Kroll Bond Rating Agency's downgrade "should not significantly affect" Connecticut's planned Aug. 3 $500 million general obligation bond sale for Aug. 3, said state Treasurer Denise Nappier.
On Tuesday, Kroll lowered Connecticut GOs to AA-minus from AA, citing the state's dwindling reserves.
"Kroll's rating is now in line with those of the other three rating agencies," Nappier said in a statement. "This action by Kroll reinforces Connecticut's need to address its current and long-term fiscal challenges with precision and in a manner that has positive, sustainable impact."
Moody's Investors Service assigns an Aa3 rating with a negative outlook to Connecticut GOs. In May, S&P Global Ratings and Fitch Ratings lowered the state's ratings one level to AA-minus with stable outlooks.
"One saving grace is that all four of the state's credit ratings remain in the high-quality double-A category," Nappier added.

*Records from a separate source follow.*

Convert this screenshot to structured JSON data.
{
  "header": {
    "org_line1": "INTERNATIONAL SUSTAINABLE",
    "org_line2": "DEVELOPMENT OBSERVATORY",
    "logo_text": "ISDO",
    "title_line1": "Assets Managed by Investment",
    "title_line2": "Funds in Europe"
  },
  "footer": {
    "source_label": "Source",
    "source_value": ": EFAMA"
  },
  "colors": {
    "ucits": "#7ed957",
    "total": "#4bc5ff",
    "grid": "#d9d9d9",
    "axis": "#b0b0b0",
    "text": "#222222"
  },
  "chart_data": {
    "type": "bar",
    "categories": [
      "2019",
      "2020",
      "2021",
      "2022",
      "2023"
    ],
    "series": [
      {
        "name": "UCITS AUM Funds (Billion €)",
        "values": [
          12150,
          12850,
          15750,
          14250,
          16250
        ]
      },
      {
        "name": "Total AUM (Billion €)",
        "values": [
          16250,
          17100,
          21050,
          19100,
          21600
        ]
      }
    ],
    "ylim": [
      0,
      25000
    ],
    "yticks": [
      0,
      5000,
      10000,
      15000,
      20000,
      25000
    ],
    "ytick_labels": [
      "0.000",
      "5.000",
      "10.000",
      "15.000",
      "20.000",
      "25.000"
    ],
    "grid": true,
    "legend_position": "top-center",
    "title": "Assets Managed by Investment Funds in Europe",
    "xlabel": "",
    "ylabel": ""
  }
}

Kroll revised its outlook to stable from negative for the lower rating. Kroll has rated the state since 2012, when it entered the municipal bond market.
State officials project having to withdraw $316 million from its budget reserve, or rainy-day fund, to balance its biennial budget. That would leave Connecticut with $90 million in that account, or 0.5% of its fiscal 2016 general fund expenditures, with no plans to replenish it.